They led him to a small parlour, where there was a bath. On closer inspection, Leander could see the steam rising from it which told him that it was hot.
He glanced at one of the guards, a question in his expression, to which the guard nodded.
Knowing he would not be afforded the luxury of privacy, Leander began disrobing immediately, suddenly desperate to clean the days of grime from his body.
One bath would not be enough.
When he encountered the issue of removing his shirt while manacled, a guard approached and removed the chains before retreating again.
Stripped naked, Leander abandoned his filthy clothing on the floor in a messy pile and tested the temperature of the water with his toe. It was delightfully hot. He sighed and settled in, only just now realising how his joints ached from days stuck in a cell with a straw bed hard enough to feel like it was made of stone.
“If you’re here to stay, one of you could at least wash my back,” he finally spoke to his four watchful guards, trying—and probably failing—to speak in a disinterested tone of voice.
None of the guards moved or even acknowledged that he had spoken.
Sighing again, Leander reached over for the bar of soap, wet it in the water, and worked on scrubbing the parts of himself that he could reach.
Leander’s fingers began to prune and the water, which was now brown, began to cool. Despite this, he made no effort to exit the tub. After a number of minutes lying back in the tub unmoving with his eyes closed, a guard coughed. Leander shifted and realised his time was up.
Without shame, he stood and exited the tub. Shivering momentarily, he grabbed a towel and ruffled it through his sopping wet locks and patted his face dry before wrapping it about his waist. Clothes were waiting for him. His clothes. He was to wear the blues of his family, a tailored outfit indicating his (former) rank.
How humiliating.
Once dressed, he was escorted by the four guards down corridor after corridor before entering a room packed full of people.
Glancing around, Leander recognised most, if not all, of the faces that turned to look at him as he entered the room. Conversation died immediately and Leander worked had to maintain a passive expression.
The demigod was guided forward to the centre of the room, where a temporary raised platform had been placed. The crowd stood around it.
He was free of shackles and manacles: it was expectedthat he would simply… just stand there. And he did just that.
The platform was raised just enough that Leander could look straight ahead without meeting the eyes of anyone else in the room.
Small mercies, he supposed.
The King’s Justice was present and began to speak.

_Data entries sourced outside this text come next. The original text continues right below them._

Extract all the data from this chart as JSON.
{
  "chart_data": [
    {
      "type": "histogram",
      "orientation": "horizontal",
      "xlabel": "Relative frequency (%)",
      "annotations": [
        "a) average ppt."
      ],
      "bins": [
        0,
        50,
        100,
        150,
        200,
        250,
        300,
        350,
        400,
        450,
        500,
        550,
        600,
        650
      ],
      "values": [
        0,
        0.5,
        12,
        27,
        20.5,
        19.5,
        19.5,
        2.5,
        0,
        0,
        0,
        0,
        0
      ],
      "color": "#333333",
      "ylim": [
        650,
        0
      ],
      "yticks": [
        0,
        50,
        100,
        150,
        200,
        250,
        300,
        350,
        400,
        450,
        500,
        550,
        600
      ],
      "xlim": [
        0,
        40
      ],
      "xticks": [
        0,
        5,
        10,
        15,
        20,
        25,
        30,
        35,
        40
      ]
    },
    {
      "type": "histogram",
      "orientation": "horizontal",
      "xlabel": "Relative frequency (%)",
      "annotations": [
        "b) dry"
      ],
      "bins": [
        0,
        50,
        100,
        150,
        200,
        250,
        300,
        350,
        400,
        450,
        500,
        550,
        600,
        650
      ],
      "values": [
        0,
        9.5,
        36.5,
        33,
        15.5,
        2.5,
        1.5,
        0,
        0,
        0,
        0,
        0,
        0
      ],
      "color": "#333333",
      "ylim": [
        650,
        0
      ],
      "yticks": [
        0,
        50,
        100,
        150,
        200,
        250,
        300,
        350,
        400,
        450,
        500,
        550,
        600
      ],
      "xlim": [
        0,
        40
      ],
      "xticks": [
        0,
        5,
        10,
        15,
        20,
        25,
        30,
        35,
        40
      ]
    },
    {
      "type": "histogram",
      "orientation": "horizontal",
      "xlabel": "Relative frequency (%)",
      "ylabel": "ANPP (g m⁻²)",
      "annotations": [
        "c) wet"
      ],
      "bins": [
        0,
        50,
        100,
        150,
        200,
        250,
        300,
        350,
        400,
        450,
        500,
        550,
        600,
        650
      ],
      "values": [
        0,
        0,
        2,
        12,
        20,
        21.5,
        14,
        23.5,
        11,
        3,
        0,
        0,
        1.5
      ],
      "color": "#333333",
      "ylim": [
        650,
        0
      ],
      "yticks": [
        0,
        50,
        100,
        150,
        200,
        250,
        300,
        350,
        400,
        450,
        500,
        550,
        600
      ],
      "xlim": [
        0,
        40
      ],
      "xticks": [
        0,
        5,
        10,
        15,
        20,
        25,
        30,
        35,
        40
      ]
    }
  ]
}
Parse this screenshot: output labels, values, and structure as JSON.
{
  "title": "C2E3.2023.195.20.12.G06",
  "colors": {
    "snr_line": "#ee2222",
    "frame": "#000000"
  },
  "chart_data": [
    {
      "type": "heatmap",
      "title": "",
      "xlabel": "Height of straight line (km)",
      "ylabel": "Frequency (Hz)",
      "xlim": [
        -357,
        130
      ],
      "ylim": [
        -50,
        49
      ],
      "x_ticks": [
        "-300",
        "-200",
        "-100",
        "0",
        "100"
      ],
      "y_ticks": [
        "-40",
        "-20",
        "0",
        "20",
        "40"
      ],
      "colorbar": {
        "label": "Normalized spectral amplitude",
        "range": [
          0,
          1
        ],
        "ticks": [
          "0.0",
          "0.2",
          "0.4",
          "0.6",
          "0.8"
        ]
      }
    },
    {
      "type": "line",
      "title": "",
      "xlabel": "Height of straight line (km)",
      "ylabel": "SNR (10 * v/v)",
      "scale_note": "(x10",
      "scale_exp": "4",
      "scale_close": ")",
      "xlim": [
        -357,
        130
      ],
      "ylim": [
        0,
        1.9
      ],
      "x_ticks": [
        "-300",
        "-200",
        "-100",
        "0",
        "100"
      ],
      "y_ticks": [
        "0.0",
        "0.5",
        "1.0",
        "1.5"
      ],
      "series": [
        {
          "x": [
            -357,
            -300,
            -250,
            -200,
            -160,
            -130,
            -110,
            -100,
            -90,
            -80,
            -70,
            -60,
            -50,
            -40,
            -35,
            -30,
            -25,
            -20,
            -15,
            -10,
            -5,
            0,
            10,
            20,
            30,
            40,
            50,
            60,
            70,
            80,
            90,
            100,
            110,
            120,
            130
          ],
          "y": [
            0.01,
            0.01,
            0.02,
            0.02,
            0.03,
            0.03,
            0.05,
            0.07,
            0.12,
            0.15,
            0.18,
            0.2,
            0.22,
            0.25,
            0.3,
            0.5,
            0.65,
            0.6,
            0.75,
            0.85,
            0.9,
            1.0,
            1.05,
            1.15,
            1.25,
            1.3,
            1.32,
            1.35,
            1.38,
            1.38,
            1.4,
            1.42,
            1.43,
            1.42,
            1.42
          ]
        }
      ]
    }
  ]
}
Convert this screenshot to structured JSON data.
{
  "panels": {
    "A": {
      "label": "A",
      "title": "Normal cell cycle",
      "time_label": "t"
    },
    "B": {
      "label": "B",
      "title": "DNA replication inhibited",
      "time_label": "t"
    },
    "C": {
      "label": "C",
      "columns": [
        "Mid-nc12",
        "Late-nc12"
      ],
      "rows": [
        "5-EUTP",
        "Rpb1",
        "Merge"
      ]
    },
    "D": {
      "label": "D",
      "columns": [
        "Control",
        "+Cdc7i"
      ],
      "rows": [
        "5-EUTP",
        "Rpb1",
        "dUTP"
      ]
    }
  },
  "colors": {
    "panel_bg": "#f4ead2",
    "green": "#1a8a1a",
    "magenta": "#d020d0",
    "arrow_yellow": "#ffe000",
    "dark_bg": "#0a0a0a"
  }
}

Leander heard, but did not listen to, what was said. He simply stood, resisting the urge to worry at the seams of the front of his jacket. Arms fell loosely at his side and he continued to stare at a point somewhere over the head of his father, who watched on impassively.
Leander did not look for friendly faces. The only one he wanted to see was that of his eldest brother, but he knew Flavian would never have allowed Verin to attend this… event. No doubt Verin had been sent on some urgent errand by their father, and maybe it was for the better that he wasn’t present. This was difficult enough without Verin’s pitiful expression bringing his younger brother to shed the tears that were threatening to fall. There was no one else he wanted to see, no one who would bring him any semblance of reassurance.
Praying to Cysan that this torture would be through with, and quickly, he blinked back tears of humiliation.
He would not let them see a single moment of weakness.
Leander was broken from his thoughts when he realised that arms were being raised as the bidding began. He had not heard the starting price. Shame, he had wanted to hear just how much the city thought a fallen demigod was worth.
There were only three or four bidders, the rest seemingly just overly curious onlookers wanting to see the spectacle.
“Four thousand gold sovereigns,” came a new voice from the corner of the room. There was silence that followed this announcement, quickly followed by a low murmur all around the room.
Breaking his self-imposed rule of not showing any interest, Leander’s gaze followed the rest of the room to look in the direction of the new bid. He turned slowly on the spot and his eyes fell on the exiled Crown Prince of Desanne.
Jarryn was leaning against a decorative pillar built into the wall of the room, his arms crossed against his chest and one leg raised against the wall. He looked completely at ease in this situation, which in reality made him look utterly unlike the man Leo had grown to know and care for.
Desanne had abolished slavery long before he had even been born. To have a member of that country’s royal family partake in something that was so fundamentally morally abhorrent in their culture caused Leander’s eyes to blink owlishly and push the corners of his lips downwards in silent confusion.
The bid was a high one. Unrealistically high. At the low-end, an unskilled individual started at twenty gold sovereigns. The highest Leander had ever seen a slave go for was a pleasure chattel, who had gone for little over two hundred. A thousand was unheard of.